L'un des actes essentiels d'un peintre, avant de réaliser une oeuvre qu'il a pensée, est de choisir son support, support qui a une texture, un format bien particuliers. C'est le cadre dans lequel le créateur va s'exprimer. Les artistes sont responsables de leur cadre, qui devient ainsi le lieu de leur peinture, tout comme la pellicule est le lieu où le photographe va exprimer ce que son oeil, son esprit et le dispositif auront cadré. Chez le photographe, le cadrage est physique - au travers d'un viseur -; la notion de préhension de réel intervient. Chez le peintre, le cadrage est mental; il s'agit d'une conception de l'image.

À ce sujet, il est intéressant de confronter les thèses sur le cadre et cadrage de Clément Greenberg, critique d'art américain, et d'André Bazin, critique de cinéma français. Chacun à sa manière a étudié la façon dont une image est extirpée du réel ou de l'esprit de son créateur pour ensuite être placée en contiguïté avec notre environnement.



La réflexion de Bazin s'est portée sur le cinéma et sa confrontation avec la peinture, la vision au travers de la caméra et sur l'écran de projection, mais l'analogie avec la photographie est directe. Il n'y a pas matière à contresens ou à dénaturer ses idées en les appliquant à l'image fixe.

Bazin fait intervenir la notion essentielle de cache qu'il identifie à l'écran, donc à la projection d'une image ou d'un tirage sur papier. Ce cache en fait "ne peut que démasquer une partie de la réalité". Cette notion rejoint l'une de celles de Bergson pour qui la photographie "détruit l'unité de la nature, dont il ne reste des éclats, des fragments". Ce cache est une fragmentation du monde sur lequel le photographe porte son regard. Une photographie est le résultat d'un cadrage qui condense un environnement pour le présenter finalement sur ce cache: cet environnement reprend alors sa dimension.
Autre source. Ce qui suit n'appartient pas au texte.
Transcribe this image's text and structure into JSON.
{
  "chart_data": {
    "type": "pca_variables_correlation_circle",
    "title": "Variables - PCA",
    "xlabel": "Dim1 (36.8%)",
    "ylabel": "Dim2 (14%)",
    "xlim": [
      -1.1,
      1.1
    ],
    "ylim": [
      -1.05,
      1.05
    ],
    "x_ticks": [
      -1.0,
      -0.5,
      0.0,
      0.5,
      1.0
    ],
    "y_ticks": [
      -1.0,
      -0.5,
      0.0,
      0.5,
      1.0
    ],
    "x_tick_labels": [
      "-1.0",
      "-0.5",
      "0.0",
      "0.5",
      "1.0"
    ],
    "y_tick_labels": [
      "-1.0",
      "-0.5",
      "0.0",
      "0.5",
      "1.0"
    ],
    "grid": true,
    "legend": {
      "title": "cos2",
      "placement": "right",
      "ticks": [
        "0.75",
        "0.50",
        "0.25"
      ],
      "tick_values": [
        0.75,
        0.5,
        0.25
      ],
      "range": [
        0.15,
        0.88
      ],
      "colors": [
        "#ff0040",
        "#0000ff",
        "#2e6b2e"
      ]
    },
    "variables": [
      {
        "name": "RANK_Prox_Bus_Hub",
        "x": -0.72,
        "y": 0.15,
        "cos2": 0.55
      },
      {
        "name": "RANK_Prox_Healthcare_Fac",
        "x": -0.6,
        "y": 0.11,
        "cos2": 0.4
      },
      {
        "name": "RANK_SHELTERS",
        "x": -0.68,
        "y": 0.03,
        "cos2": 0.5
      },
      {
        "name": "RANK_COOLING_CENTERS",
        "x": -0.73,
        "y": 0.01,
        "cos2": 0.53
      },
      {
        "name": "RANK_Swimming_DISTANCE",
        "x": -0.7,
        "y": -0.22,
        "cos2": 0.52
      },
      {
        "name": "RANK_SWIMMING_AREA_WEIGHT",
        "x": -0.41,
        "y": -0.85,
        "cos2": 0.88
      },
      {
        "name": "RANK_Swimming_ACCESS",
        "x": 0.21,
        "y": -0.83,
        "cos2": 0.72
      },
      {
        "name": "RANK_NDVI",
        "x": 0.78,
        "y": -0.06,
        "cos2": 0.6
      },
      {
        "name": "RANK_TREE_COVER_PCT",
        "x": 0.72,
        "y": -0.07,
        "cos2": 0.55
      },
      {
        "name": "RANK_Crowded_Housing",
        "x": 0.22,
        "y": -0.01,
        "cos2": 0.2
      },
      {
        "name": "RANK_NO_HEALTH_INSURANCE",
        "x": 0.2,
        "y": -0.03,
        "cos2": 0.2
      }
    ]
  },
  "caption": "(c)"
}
Nous sommes tous conscients, en observant une image ainsi réalisée, qu'elle a fait partie d'un réel qu'on ne voit pas mais que la conscience que nous en avons rend présent. Bazin conçoit la photographie comme objective. On peut dire que l'image photographique est centrifuge: son contenu tend à s'extérioriser hors de ses limites par une relation directe avec le non-vu, le hors-champ. Ainsi, plus l'aspect fragmentaire de la photographie est réduit, mieux elle s'intègre dans l'environnement; Bazin critique les images trop fragmentaires.

Bazin évoque l'aspect centripète de la peinture, notion que l'on retrouve également chez Greenberg. Il y a aussi notion de cadrage par exemple dans le cas du tableau de chevalet, "il découpe dans le mur qui le supporte l'illusion d'une cavité cubique". En évoquant le travail du peintre Gorky, Greenberg souligne cette action car "il commençait à vouloir échapper au cadre - au rectangle fermé de la toile". Cette contrainte du cadre marque l'aspect centripète du tableau, il y a condensation de la vision directement dans l'oeuvre. C'est la résistance de nombreux peintres vis-à-vis de cette prison du cadre, de cet aspect fragmentaire de la peinture qui va déboucher sur les tendances de l'expressionnisme abstrait, en particulier avec l'école de New~York à laquelle Greenberg s'intéressera beaucoup.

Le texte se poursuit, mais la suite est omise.